Part of the Agreement

…on Reduced-Build Back that Senators Joe Manchin (D, WV) and Chuck Schumer (D, NY) settled on last week is this Progressive-Democratic Party gem, and which illustrates in no small part the depth of the betrayal that is Manchin’s agreement.

The Senate drug agreement would require the Health and Human Services Secretary to “negotiate” prices for 10 of the top-spending drugs in Medicare starting next year and 20 by the end of the decade. If drug makers don’t accept the government’s offered price, they would get slapped with a 95% excise tax on their sales. Take his offer or else.

If that’s not the opening shot in the destruction of the American pharmaceutical industry, it’s certainly the beginning of the end of the industry’s interest in innovating and in leading the world in innovation.

That’s to the severe detriment of every American citizen who gets sick.

Some Lipstick for the Pig

Here’s some of what’s in the Build Back Reduced bill—formally styled Inflation Reduction Act—that Senator Joe Manchin (D, WV) and Senate Majority Leader Chuck Schumer (D, NY) agreed, which Manchin euphemizes as an all-in energy policy:

[T]he Interior Department would be required to offer up at least two million acres of federal land and 60 million acres of offshore acreage to oil and gas producers every year for the next decade. If Interior officials fall short, they wouldn’t be able to advance some permitting aspects of the wind and solar projects on federal land.

Offer up. But at what price? And for what duration before the leases expire? Look for the Biden administration to use lease pricing to actively discourage producers from buying leases, to slow walk the subsequent permit applications that would enable the leases to be acted on, and to use the failure to get the permits on time as excuses to terminate the leases/allow them to expire.

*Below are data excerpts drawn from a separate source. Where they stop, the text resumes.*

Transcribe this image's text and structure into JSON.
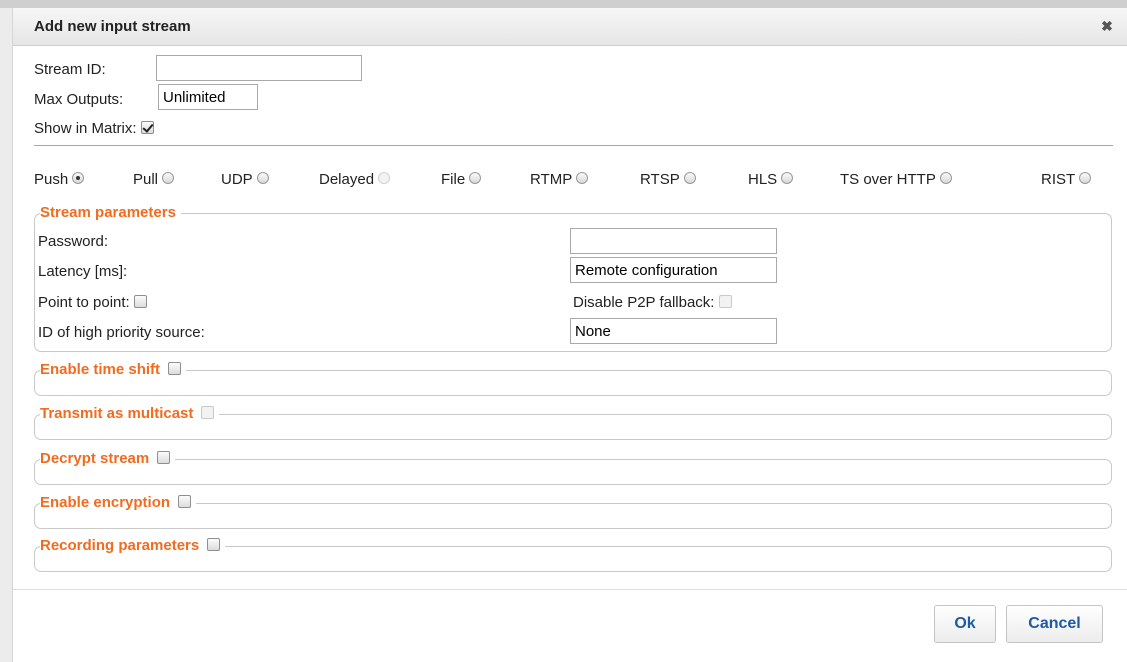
{
  "dialog": {
    "title": "Add new input stream",
    "close_icon": "close-icon"
  },
  "form": {
    "stream_id": {
      "label": "Stream ID:",
      "value": ""
    },
    "max_outputs": {
      "label": "Max Outputs:",
      "value": "Unlimited"
    },
    "show_in_matrix": {
      "label": "Show in Matrix:",
      "checked": true
    }
  },
  "stream_types": [
    {
      "label": "Push",
      "selected": true,
      "disabled": false
    },
    {
      "label": "Pull",
      "selected": false,
      "disabled": false
    },
    {
      "label": "UDP",
      "selected": false,
      "disabled": false
    },
    {
      "label": "Delayed",
      "selected": false,
      "disabled": true
    },
    {
      "label": "File",
      "selected": false,
      "disabled": false
    },
    {
      "label": "RTMP",
      "selected": false,
      "disabled": false
    },
    {
      "label": "RTSP",
      "selected": false,
      "disabled": false
    },
    {
      "label": "HLS",
      "selected": false,
      "disabled": false
    },
    {
      "label": "TS over HTTP",
      "selected": false,
      "disabled": false
    },
    {
      "label": "RIST",
      "selected": false,
      "disabled": false
    }
  ],
  "stream_parameters": {
    "legend": "Stream parameters",
    "password": {
      "label": "Password:",
      "value": ""
    },
    "latency": {
      "label": "Latency [ms]:",
      "value": "Remote configuration"
    },
    "point_to_point": {
      "label": "Point to point:",
      "checked": false
    },
    "disable_p2p_fallback": {
      "label": "Disable P2P fallback:",
      "checked": false,
      "disabled": true
    },
    "high_priority_source": {
      "label": "ID of high priority source:",
      "value": "None"
    }
  },
  "sections": {
    "time_shift": {
      "label": "Enable time shift",
      "checked": false
    },
    "multicast": {
      "label": "Transmit as multicast",
      "checked": false,
      "disabled": true
    },
    "decrypt": {
      "label": "Decrypt stream",
      "checked": false
    },
    "encryption": {
      "label": "Enable encryption",
      "checked": false
    },
    "recording": {
      "label": "Recording parameters",
      "checked": false
    }
  },
  "buttons": {
    "ok": "Ok",
    "cancel": "Cancel"
  },
  "colors": {
    "legend": "#f26b1f",
    "button_text": "#1c5aa6"
  }
}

Wisdom from the Home Front

Regarding the Joe Manchin (D, WV)-Chuck Schumer (D, NY) deal on Reduced-Build Back, this:

with another $64 billion dedicated to extending healthcare subsidies for three years for some Affordable Care Act users.

Her analysis:

If it [ACA] made “health care” affordable, there would be no need for any subsidies, much less extended ones.

Yep.

Hostage Taking

Recall that the President Joe Biden (D) administration, some months ago, said it would

withhold food assistance funding from schools unless they comply with the administration’s guidance on a range of LGBT issues.

After these months of trying to get the administration to retract that threat—after all, in Dole v South Dakota, the Supreme Court said the Federal government could use funding to influence, but not to coerce, State compliance—22 Republican AGs have filed suit to try to force the administration to retract its threat. Notice, too, that no Progressive-Democratic Party AGs are party to the suit.

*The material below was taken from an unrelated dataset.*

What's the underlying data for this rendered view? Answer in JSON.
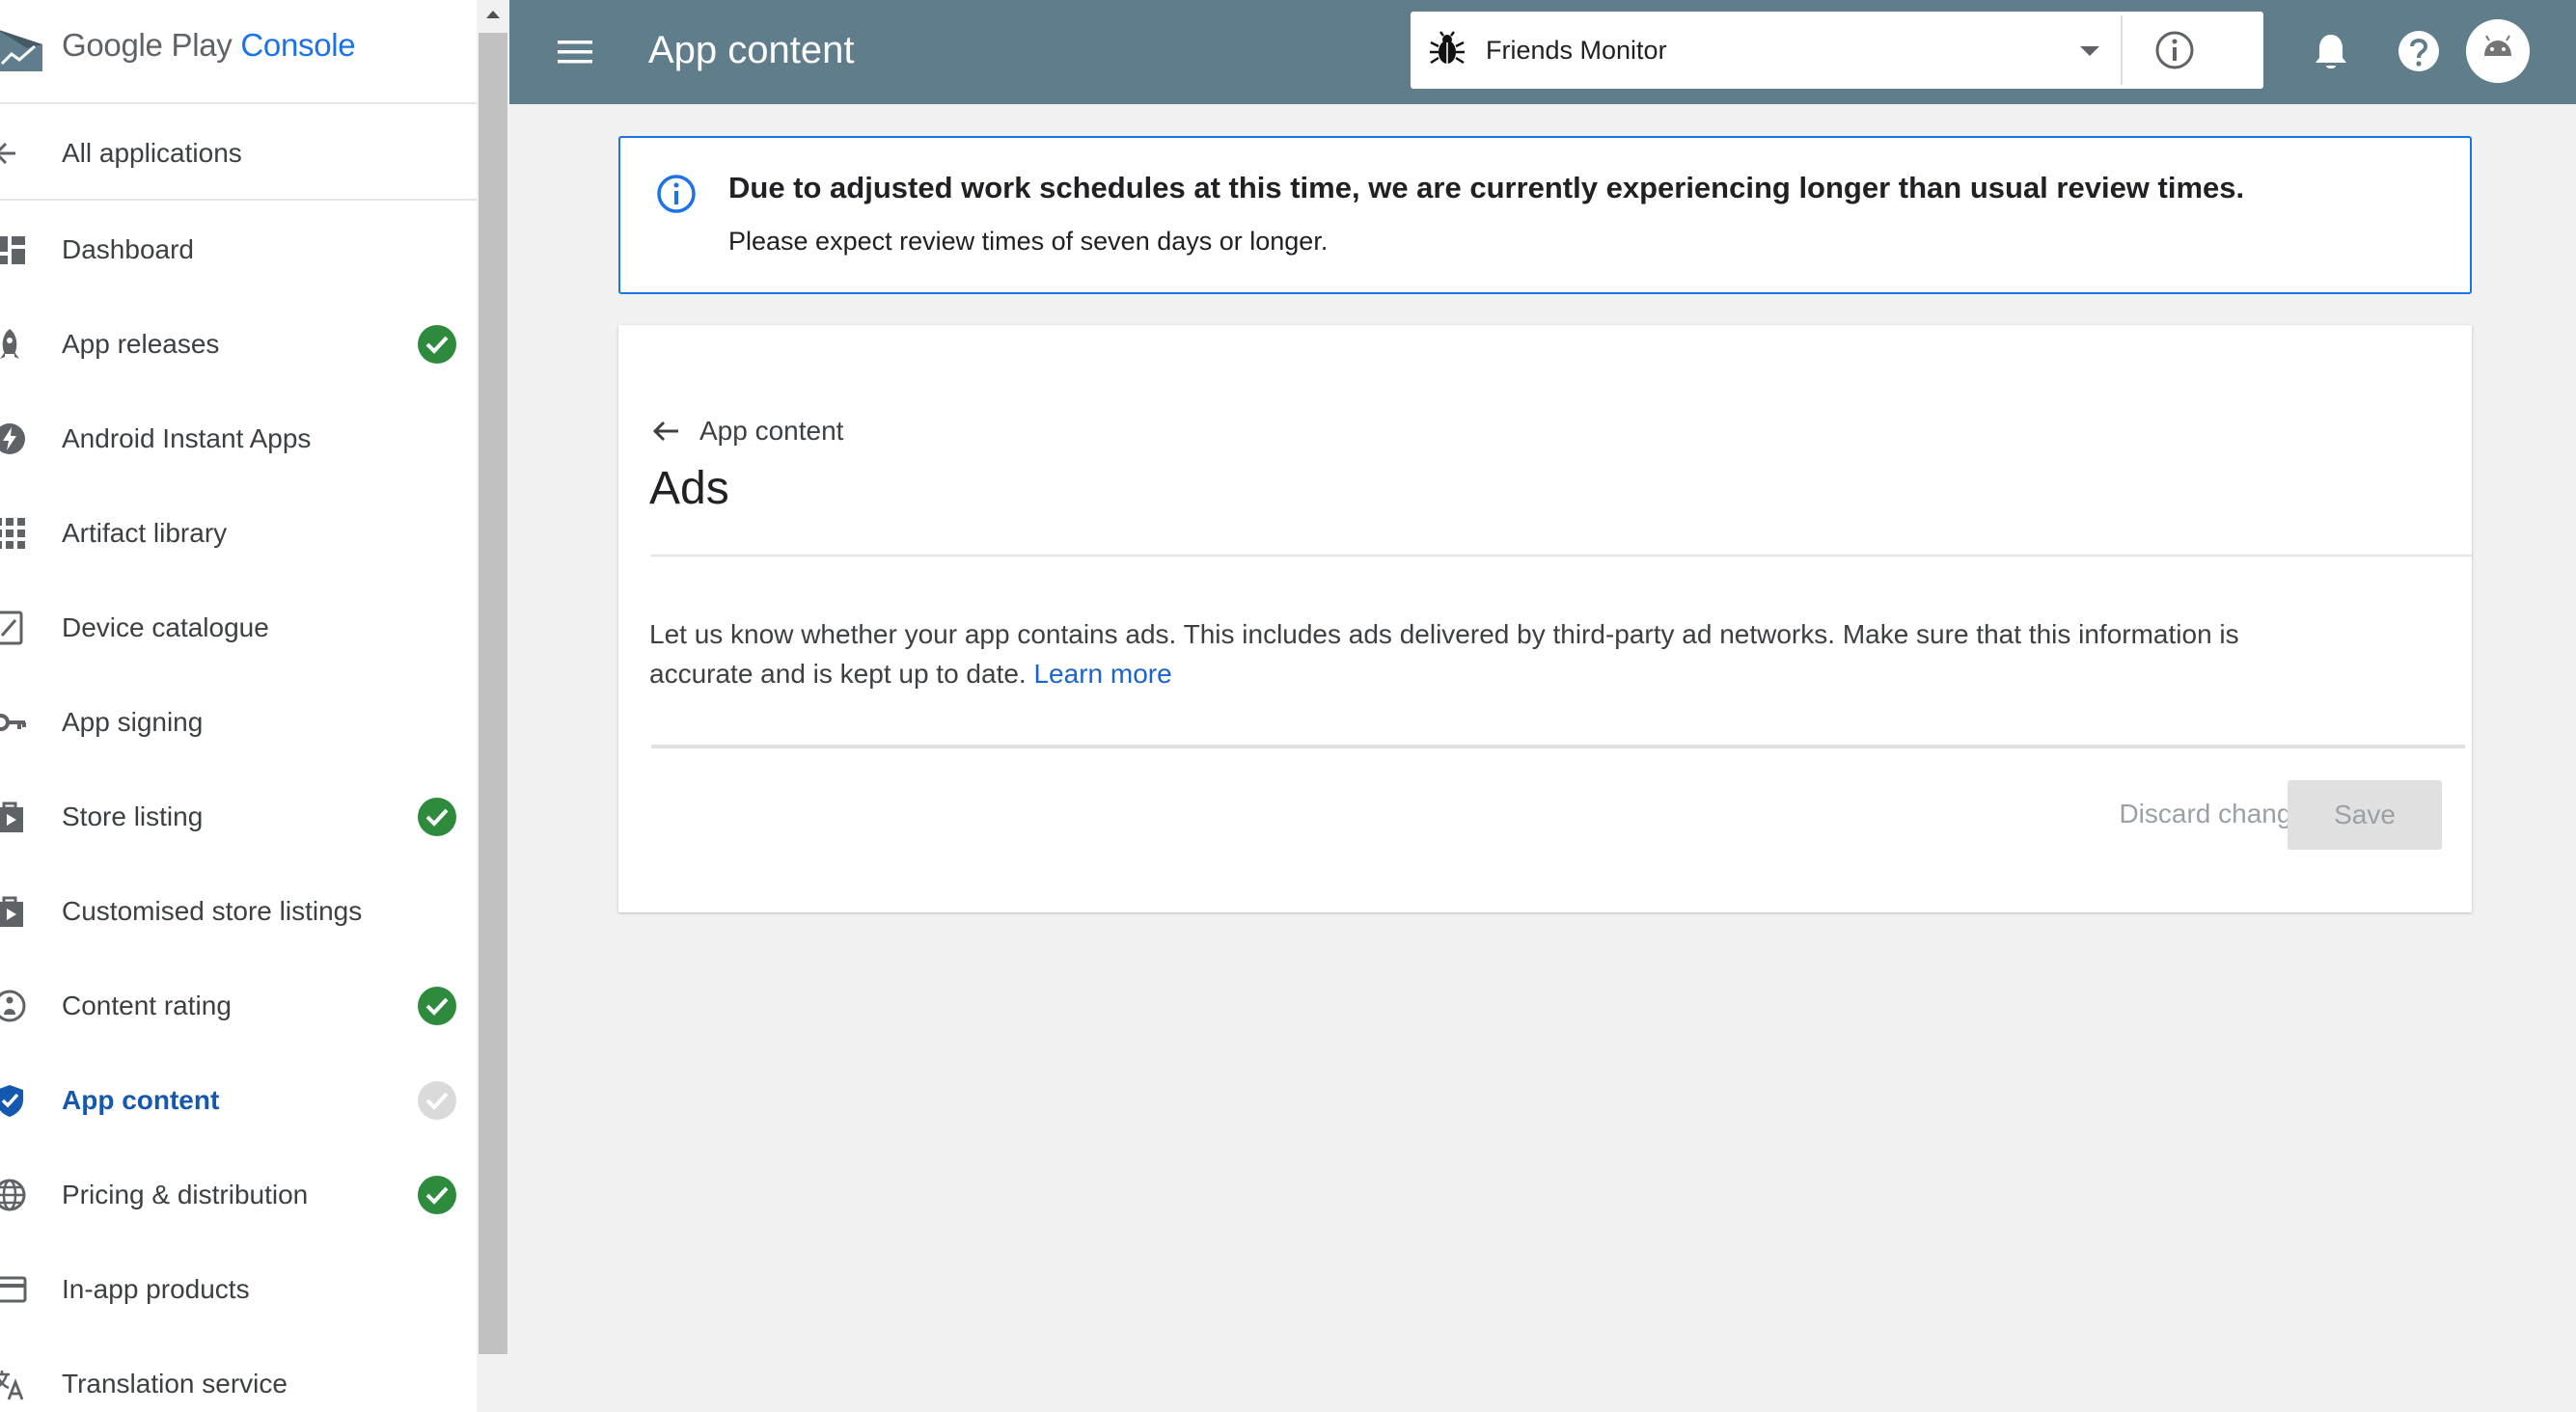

Indiana Attorney General Todd Rokita has the right of it:

[T]hey’ve [the Biden administration] reached a new level of shamelessness with this ploy of holding up food assistance for low-income kids unless schools do the Left’s bidding.

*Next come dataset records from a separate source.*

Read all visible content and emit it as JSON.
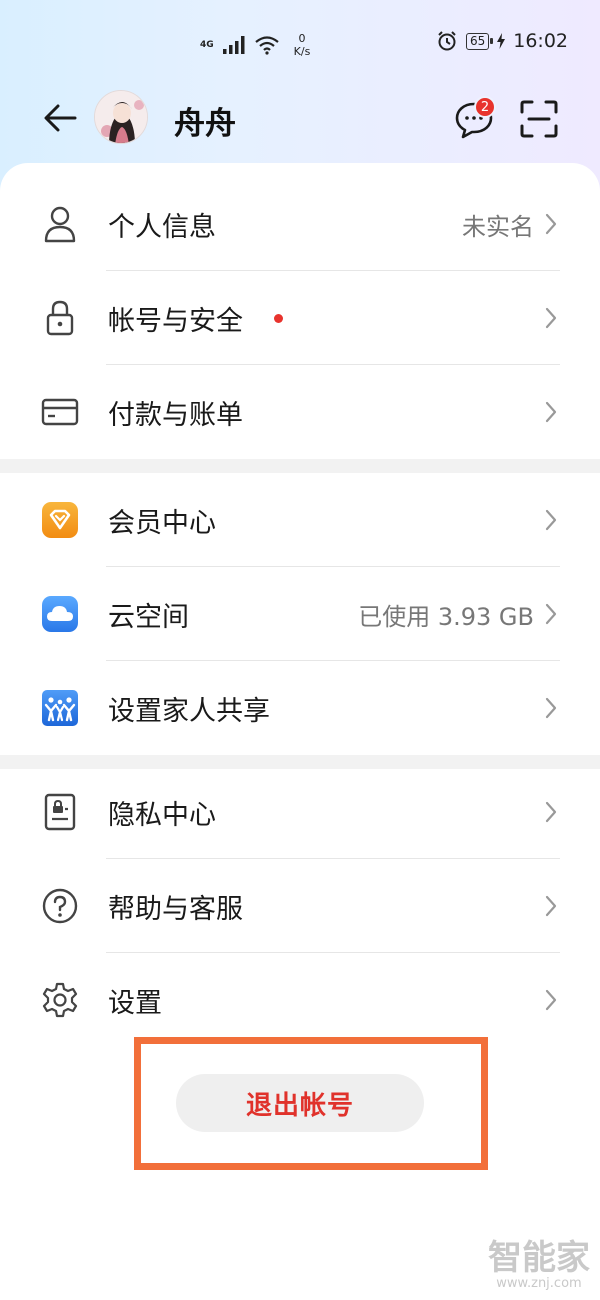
{
  "status_bar": {
    "network": "4G",
    "speed_value": "0",
    "speed_unit": "K/s",
    "battery": "65",
    "time": "16:02"
  },
  "header": {
    "user_name": "舟舟",
    "message_badge": "2"
  },
  "menu": {
    "personal_info": {
      "label": "个人信息",
      "value": "未实名"
    },
    "account_security": {
      "label": "帐号与安全"
    },
    "payment": {
      "label": "付款与账单"
    },
    "membership": {
      "label": "会员中心"
    },
    "cloud": {
      "label": "云空间",
      "value": "已使用 3.93 GB"
    },
    "family_share": {
      "label": "设置家人共享"
    },
    "privacy": {
      "label": "隐私中心"
    },
    "help": {
      "label": "帮助与客服"
    },
    "settings": {
      "label": "设置"
    }
  },
  "logout": {
    "label": "退出帐号"
  },
  "watermark": {
    "title": "智能家",
    "url": "www.znj.com"
  },
  "colors": {
    "accent_red": "#e0322b",
    "highlight_frame": "#f26f3a",
    "member_orange": "#f59a1a",
    "cloud_blue": "#3d8ef2",
    "family_blue": "#2f7de6"
  }
}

It truly is disgusting that this Progressive-Democrat Biden administration would use children as hostages in its attempt to coerce K-12 schools into accepting Party’s extremist position.

Who Checks the Checkers?

Senator Rob Portman (R, OH), in his capacity as Ranking Member of the Senate’s Committee on Homeland Security and Governmental Affairs, released a report detailing a decade-long effort by the People’s Republic of China to infiltrate the Federal Reserve system. The report concluded, in part, that

the Fed failed to mount an adequate response. The report’s findings show “a sustained effort by China, over more than a decade, to gain influence over the Federal Reserve and a failure by the Federal Reserve to combat this threat effectively.”

Of course, Fed Chairman Jerome Powell demurred from that report.

“Because we understand that some actors aim to exploit any vulnerabilities, our processes, controls, and technology are robust and updated regularly. We respectfully reject any suggestions to the contrary,” he wrote in a letter to Senator Rob Portman of Ohio, the committee’s top Republican.
Mr Powell detailed the central bank’s information security and background screening protocols, including reviews of foreign travel and personal contacts for staff who have access to restricted information. “We take seriously any violations of these robust information security policies[.]”

Of course. However, any procedure, no matter how robust or frequently updated, is only as good as the people executing the procedure. I have to ask: who does that vetting for the Fed? Who follows up on those travel reviews and contacts? What’s the Fed’s IG role in these procedures? How closely is the DoJ’s FBI involved?

That last, given the FBI’s demonstrated bias and too-often outright dishonesty, is especially important.